Contemplation time

It is snowing at Writer’s Rest, and the first snow of the season has started to fall for real in southwestern Pennsylvania, which is being sideswiped by the big storm in the Midwest that is heading to Canada. This often happens to us. We are far enough west to catch the storms that brew out there while being far enough east to avoid direct hits at least most of the time.

Yesterday the rain was positively biblical. Torrents, buckets, wind whipping. If I were the kind of fool who believed the end of the world was imminent, I would have taken that fury for a sign.  I was grateful to be under a roof that did not leak because it was easy to imagine how it was to be out in that wild world last night.

(The internet connection did not go out, though it was reasonable to think it might. People who fantasize about a bodiless existence in cyberspace forget that the internet exists in the same world we do, with the weather and all.)

It’s time to be grateful for heat, shelter, and comfort, rather than assume these things are our rights.
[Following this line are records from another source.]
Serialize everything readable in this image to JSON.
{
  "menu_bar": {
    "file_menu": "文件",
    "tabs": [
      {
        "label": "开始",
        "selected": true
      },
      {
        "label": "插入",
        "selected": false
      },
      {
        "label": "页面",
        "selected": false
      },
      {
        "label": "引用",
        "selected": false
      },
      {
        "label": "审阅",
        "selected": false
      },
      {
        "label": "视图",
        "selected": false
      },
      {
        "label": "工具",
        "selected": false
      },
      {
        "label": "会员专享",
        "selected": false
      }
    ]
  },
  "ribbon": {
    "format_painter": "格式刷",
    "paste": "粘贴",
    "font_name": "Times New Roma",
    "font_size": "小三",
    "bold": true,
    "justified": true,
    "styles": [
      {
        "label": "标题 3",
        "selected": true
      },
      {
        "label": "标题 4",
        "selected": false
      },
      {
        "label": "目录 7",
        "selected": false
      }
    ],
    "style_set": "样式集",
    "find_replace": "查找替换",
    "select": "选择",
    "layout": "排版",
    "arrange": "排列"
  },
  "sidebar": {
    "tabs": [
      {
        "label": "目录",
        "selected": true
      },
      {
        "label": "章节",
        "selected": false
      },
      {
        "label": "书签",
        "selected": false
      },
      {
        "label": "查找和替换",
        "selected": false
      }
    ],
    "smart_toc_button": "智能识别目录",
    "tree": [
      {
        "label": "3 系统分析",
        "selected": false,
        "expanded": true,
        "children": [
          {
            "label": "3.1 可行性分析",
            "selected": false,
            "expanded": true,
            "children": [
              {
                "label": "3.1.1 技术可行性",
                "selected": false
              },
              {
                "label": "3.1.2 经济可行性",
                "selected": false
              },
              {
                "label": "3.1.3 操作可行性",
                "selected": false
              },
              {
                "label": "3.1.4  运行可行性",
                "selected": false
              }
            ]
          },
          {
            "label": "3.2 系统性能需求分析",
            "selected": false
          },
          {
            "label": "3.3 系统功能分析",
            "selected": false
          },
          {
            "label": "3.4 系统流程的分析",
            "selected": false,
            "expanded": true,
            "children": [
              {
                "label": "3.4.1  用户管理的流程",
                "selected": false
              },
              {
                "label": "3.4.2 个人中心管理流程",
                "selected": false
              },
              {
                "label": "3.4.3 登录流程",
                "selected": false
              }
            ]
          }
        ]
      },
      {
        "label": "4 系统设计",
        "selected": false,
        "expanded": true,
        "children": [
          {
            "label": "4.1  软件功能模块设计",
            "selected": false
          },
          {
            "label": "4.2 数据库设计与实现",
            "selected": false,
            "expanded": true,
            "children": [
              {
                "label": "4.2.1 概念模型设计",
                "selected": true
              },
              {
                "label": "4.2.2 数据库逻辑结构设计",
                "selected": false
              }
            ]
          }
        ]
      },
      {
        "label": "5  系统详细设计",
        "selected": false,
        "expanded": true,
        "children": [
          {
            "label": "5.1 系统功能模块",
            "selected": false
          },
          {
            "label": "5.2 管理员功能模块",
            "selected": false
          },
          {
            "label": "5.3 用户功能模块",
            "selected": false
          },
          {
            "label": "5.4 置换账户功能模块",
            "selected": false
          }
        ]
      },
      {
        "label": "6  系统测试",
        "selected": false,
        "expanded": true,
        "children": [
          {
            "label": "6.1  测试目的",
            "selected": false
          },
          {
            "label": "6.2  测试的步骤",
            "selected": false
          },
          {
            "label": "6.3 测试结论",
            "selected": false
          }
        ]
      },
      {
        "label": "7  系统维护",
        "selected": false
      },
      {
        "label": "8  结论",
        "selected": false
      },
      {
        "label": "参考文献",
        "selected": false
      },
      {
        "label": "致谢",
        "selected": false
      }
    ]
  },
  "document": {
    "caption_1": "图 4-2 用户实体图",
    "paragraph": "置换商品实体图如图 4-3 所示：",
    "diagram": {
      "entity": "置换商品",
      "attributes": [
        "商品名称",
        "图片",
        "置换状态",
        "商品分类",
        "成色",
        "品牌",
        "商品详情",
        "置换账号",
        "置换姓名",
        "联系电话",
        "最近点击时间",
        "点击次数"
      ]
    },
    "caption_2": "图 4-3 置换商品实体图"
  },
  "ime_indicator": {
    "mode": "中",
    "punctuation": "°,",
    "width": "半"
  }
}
I have some beeswax candles in the freezer. It’s  time to light one.

This time of year I feel the exact opposite of the way I am supposed to feel. I don’t mean melancholy (though melancholy is a part of it — one reason A Charlie Brown Christmas is popular year after year). I mean wanting to be quiet. It is a dark month in a dark season. For many thousands of years before Christianity, people fought against it by celebrating the return of the light.
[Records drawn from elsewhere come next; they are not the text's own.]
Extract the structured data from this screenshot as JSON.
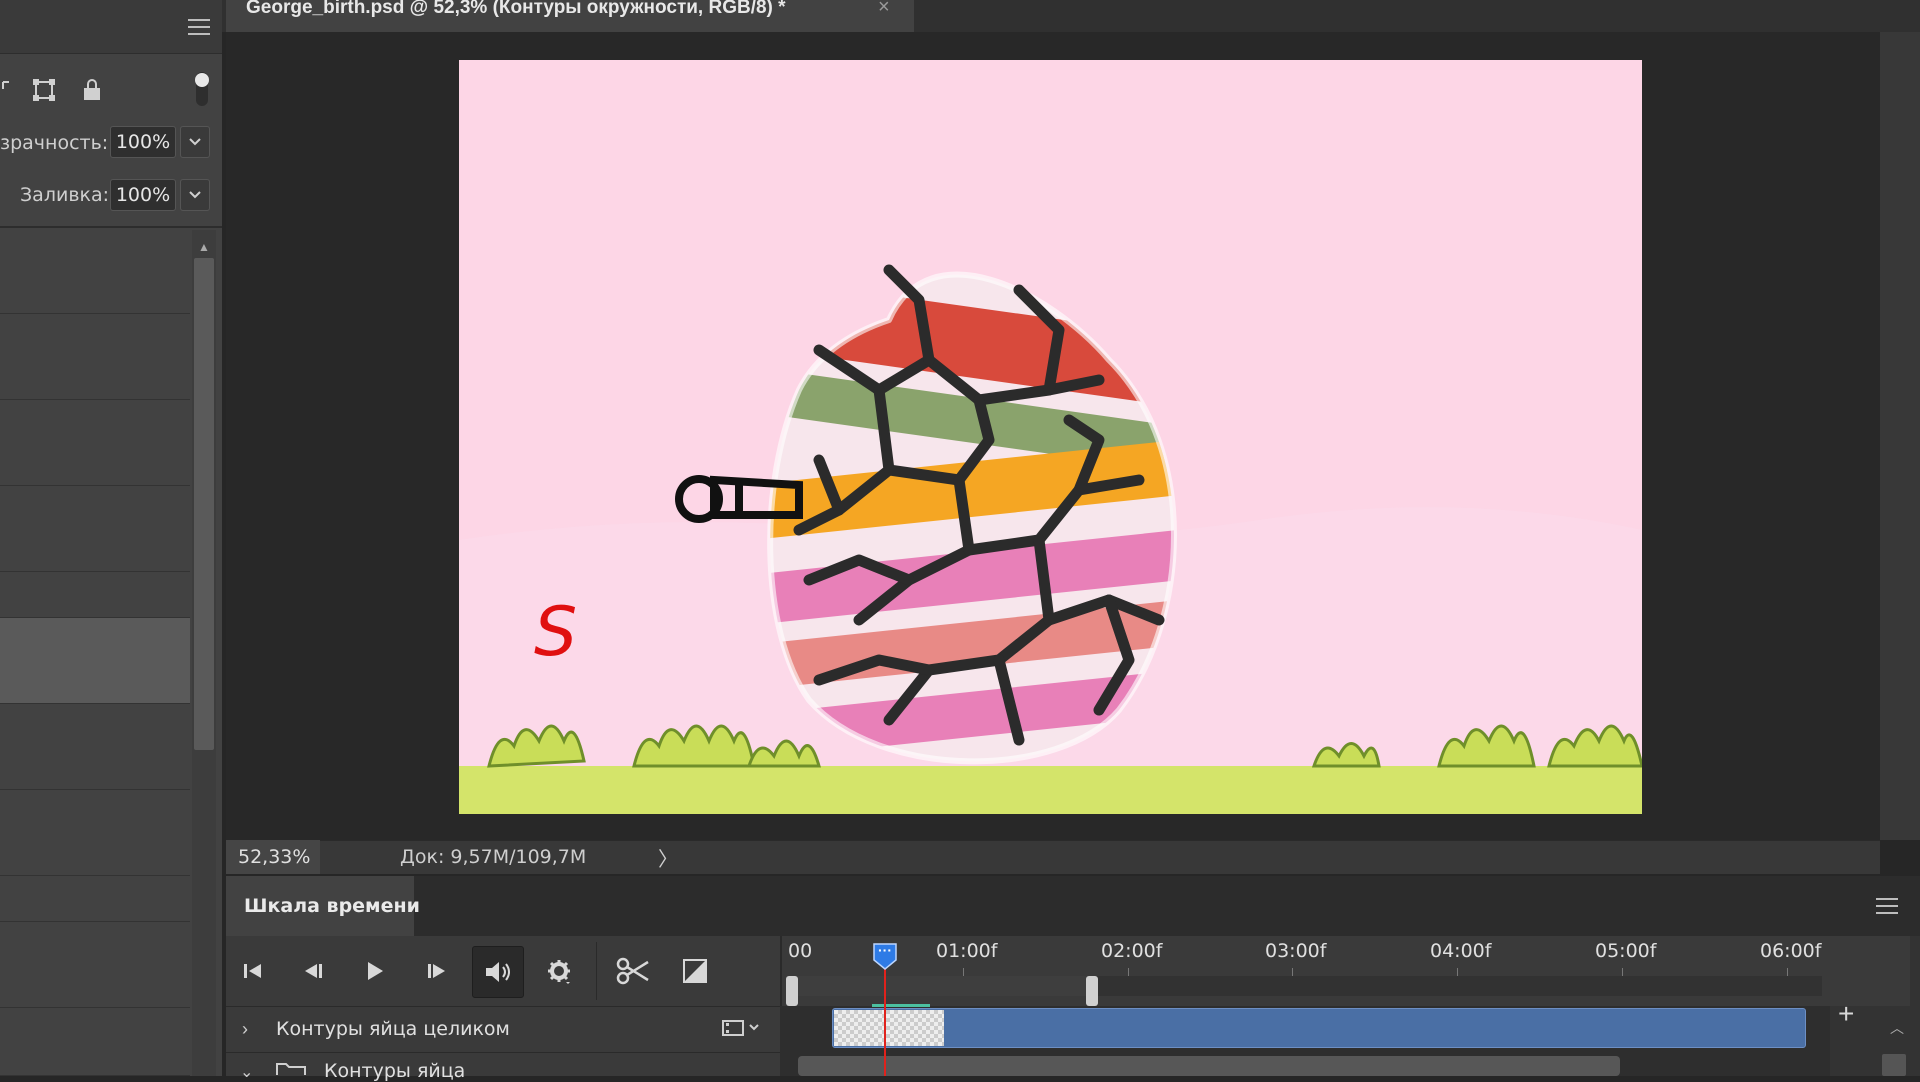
{
  "document": {
    "tab_title": "George_birth.psd @ 52,3% (Контуры окружности, RGB/8) *",
    "close_glyph": "×"
  },
  "layers_panel": {
    "opacity_label": "зрачность:",
    "opacity_value": "100%",
    "fill_label": "Заливка:",
    "fill_value": "100%"
  },
  "status_bar": {
    "zoom": "52,33%",
    "doc_info": "Док: 9,57M/109,7M",
    "arrow": "〉"
  },
  "timeline": {
    "tab_title": "Шкала времени",
    "time_labels": [
      "00",
      "01:00f",
      "02:00f",
      "03:00f",
      "04:00f",
      "05:00f",
      "06:00f"
    ],
    "track_name": "Контуры яйца целиком",
    "group_name": "Контуры яйца",
    "playhead_label": "···"
  },
  "canvas_art": {
    "annotation_letter": "S",
    "colors": {
      "background_pink": "#fdd6e6",
      "grass": "#d4e46a",
      "stripe_red": "#d84a3c",
      "stripe_green": "#8aa36c",
      "stripe_orange": "#f5a623",
      "stripe_pink": "#e880b8",
      "crack": "#2b2b2b"
    }
  },
  "icons": {
    "panel_menu": "hamburger-icon",
    "first_frame": "skip-to-start-icon",
    "prev_frame": "prev-frame-icon",
    "play": "play-icon",
    "next_frame": "next-frame-icon",
    "audio": "speaker-icon",
    "settings": "gear-icon",
    "split": "scissors-icon",
    "transition": "transition-icon"
  }
}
Now there are Christmas trees and festivals of light, and decorations. These are new forms for a very old celebration.

Images of Christmas and Yule feature snow, which quiets the landscape and makes travel difficult or impossible. That is a hard bad thing for people traveling but a rich thing for the rest of us and for the travelers, too, when they get where they are going. The warmth inside and cold outside inspire contemplation and rest. And both those things are right.
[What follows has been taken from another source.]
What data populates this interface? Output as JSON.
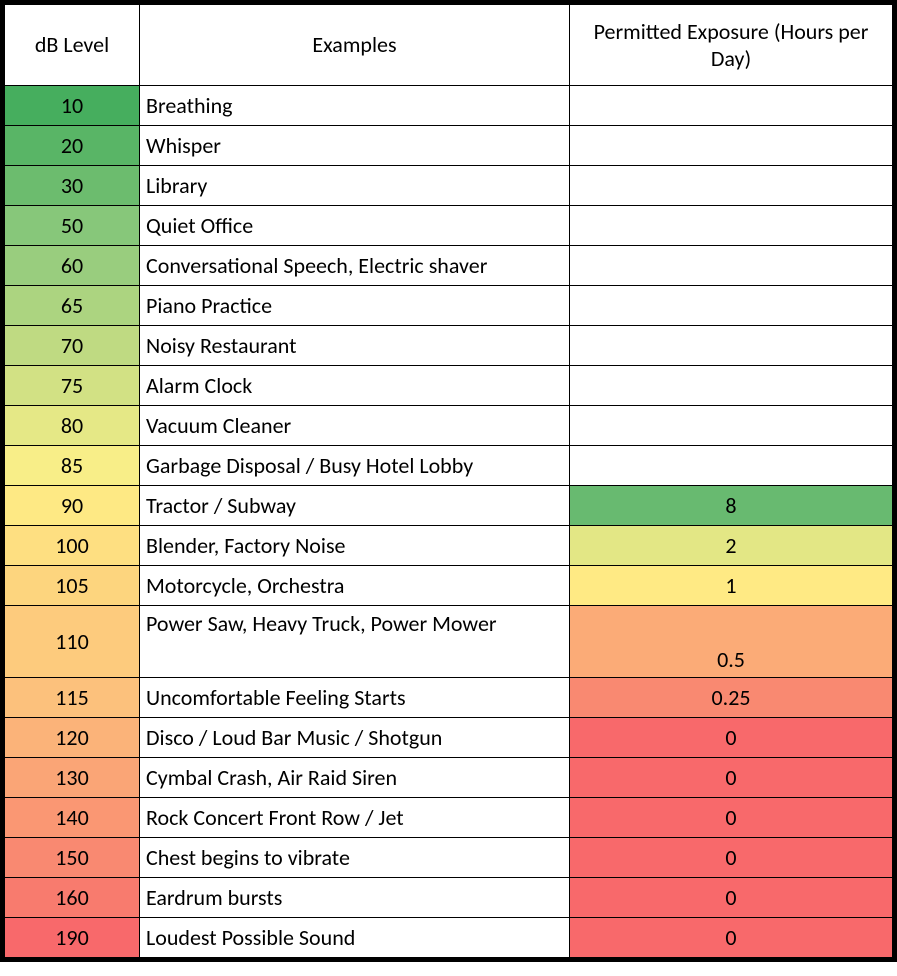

I have a primitive relationship to the Yule season.

***

What quiet times define the season for you?

4 comments to Contemplation time

  1. sdormadyeise says:

    After years of running around at the last minute, I finally figured out how to have a good and calm Christmas: do everything in advance so the week before can be a time of contemplation–and gratitude. Everyone in our nation is not so fortunate this week as the daily news reports, so I am saying prayers for those in need and in grief, and counting my blessings. A dear friend also sent me an online Advent calendar that has brought pleasure for the past three weeks. Paraphrasing the words of Tiny Tim, “God bless us everyone.” — Susan Eisenberg, Silver Spring, Maryland

  2. Lindsay,my favorite quiet times are either with my work or reading other’s work. In that worl apart, I find peace … that and working with my hands crafting something … When the hands are busy the mind is at rest.

    Have a peaceful and joyous Holiday !!